For your question, yes i power the atmega directly from 3.3 volts and i use it with a 8mhz crystal.

i took the time to do a diagram in eagle (my first) of the circuit as it currently works on my breadboard. Hope that helps. Note: its a bd137 transistor not a bd139.

thanks

for some reason attaching a picture seems not to work. sorry here is a link to the picture https://dl.dropboxusercontent.com/u/25825280/initial%20breadboard.PNG

tulpix: Thanks for the detailed explanation. Since i never worked with this type of regulator i was unaware of almost all of it :)

after consideration of your points i decided for a regulator mentionned in a previous post.
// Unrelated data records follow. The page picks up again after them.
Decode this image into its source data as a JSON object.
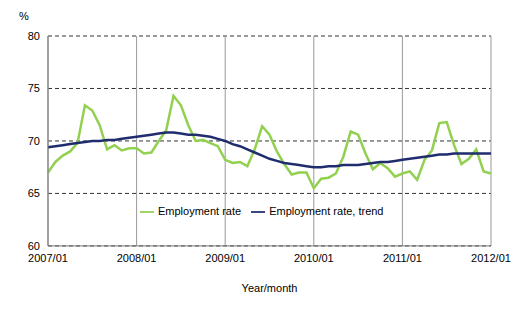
{
  "chart_data": {
    "type": "line",
    "y_label": "%",
    "x_label": "Year/month",
    "categories": [
      "2007/01",
      null,
      null,
      null,
      null,
      null,
      null,
      null,
      null,
      null,
      null,
      null,
      "2008/01",
      null,
      null,
      null,
      null,
      null,
      null,
      null,
      null,
      null,
      null,
      null,
      "2009/01",
      null,
      null,
      null,
      null,
      null,
      null,
      null,
      null,
      null,
      null,
      null,
      "2010/01",
      null,
      null,
      null,
      null,
      null,
      null,
      null,
      null,
      null,
      null,
      null,
      "2011/01",
      null,
      null,
      null,
      null,
      null,
      null,
      null,
      null,
      null,
      null,
      null,
      "2012/01"
    ],
    "series": [
      {
        "name": "Employment rate",
        "color": "#92d050",
        "values": [
          67.0,
          68.0,
          68.6,
          69.0,
          69.8,
          73.4,
          72.9,
          71.5,
          69.2,
          69.6,
          69.1,
          69.3,
          69.3,
          68.8,
          68.9,
          70.0,
          71.0,
          74.3,
          73.4,
          71.5,
          70.0,
          70.1,
          69.8,
          69.5,
          68.2,
          67.9,
          68.0,
          67.6,
          69.2,
          71.4,
          70.6,
          69.0,
          67.8,
          66.8,
          67.0,
          67.0,
          65.5,
          66.4,
          66.5,
          66.9,
          68.5,
          70.9,
          70.6,
          68.8,
          67.3,
          67.9,
          67.4,
          66.6,
          66.9,
          67.1,
          66.3,
          68.2,
          69.1,
          71.7,
          71.8,
          69.6,
          67.8,
          68.3,
          69.2,
          67.1,
          66.9
        ]
      },
      {
        "name": "Employment rate, trend",
        "color": "#1f2d6e",
        "values": [
          69.4,
          69.5,
          69.6,
          69.7,
          69.8,
          69.9,
          70.0,
          70.0,
          70.1,
          70.1,
          70.2,
          70.3,
          70.4,
          70.5,
          70.6,
          70.7,
          70.8,
          70.8,
          70.7,
          70.6,
          70.6,
          70.5,
          70.4,
          70.2,
          70.0,
          69.7,
          69.5,
          69.2,
          68.9,
          68.6,
          68.3,
          68.1,
          67.9,
          67.8,
          67.7,
          67.6,
          67.5,
          67.5,
          67.6,
          67.6,
          67.7,
          67.7,
          67.7,
          67.8,
          67.9,
          68.0,
          68.0,
          68.1,
          68.2,
          68.3,
          68.4,
          68.5,
          68.6,
          68.7,
          68.7,
          68.8,
          68.8,
          68.8,
          68.8,
          68.8,
          68.8
        ]
      }
    ],
    "ylim": [
      60,
      80
    ],
    "yticks": [
      60,
      65,
      70,
      75,
      80
    ],
    "grid": true,
    "legend": "bottom"
  }
}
I think i found it on mouser: http://www.mouser.lu/ProductDetail/Murata-Power-Solutions/OKI-78SR-33-15-W36-C/?qs=sGAEpiMZZMt6Q9lZSPl3RZClZUSM9XSruU79hDuX5cI%3d Would this type eliminate all your considerations ?

and i have a few other questions: what do they mean with voltage nominal ? in this case: "Input Voltage-nominal: 24 V". Are there any considerations when powering such a device from 12v then ? Which capacitors should be used with such a device ? just to make sure: this eliminates the need for a linear voltage regulator altogether ?

--

For your question, yes i power the atmega directly from 3.3 volts and i use it with a 8mhz crystal.

i took the time to do a diagram in eagle (my first) of the circuit as it currently works on my breadboard. Hope that helps. Note: its a bd137 transistor not a bd139.

thanks

They mean that the operational voltage of the regulator suits a 24V system. Such equipments, when operating in DC need to comply with an allowable working voltage spec ranging from 18 to 32V, which the regulator specs meet, BUT not with a 36V nominal system that can typically reach 40+Volts

The graps on Pag 4 show that the max efficiency is archieved at about 300mA+ and show efficiency for different operating voltages., with higher being at 7V and just a bit less at 12V. For peace of mind you can verify that it will deliver the rated 1.5A current, however for protection of your equipment I would use a 500mA resetable fuse just in case something malfunctions (the arduino has one for the USB input, for example).

The device has a built in capacitor and also on pag 4 you can see the ripple as having a max 23mV swing. If this is acceptable (I dont know the requirements of your project/components) just use a general purpose 10V electrolytic storage capacitor and the usual decoupling near the chip. No other special requirements. If you are using the analog inputs, at 10bit resolution, the usual disclaimer applies for the AVCC supply filtering as with any other power source

Yes, that device eliminates the need for a linear regulator alltoguether, assuming you need a single 3.3V supply rail.

Thanks for your detailed explanations and help.

I just ordered some parts and will experiment with them.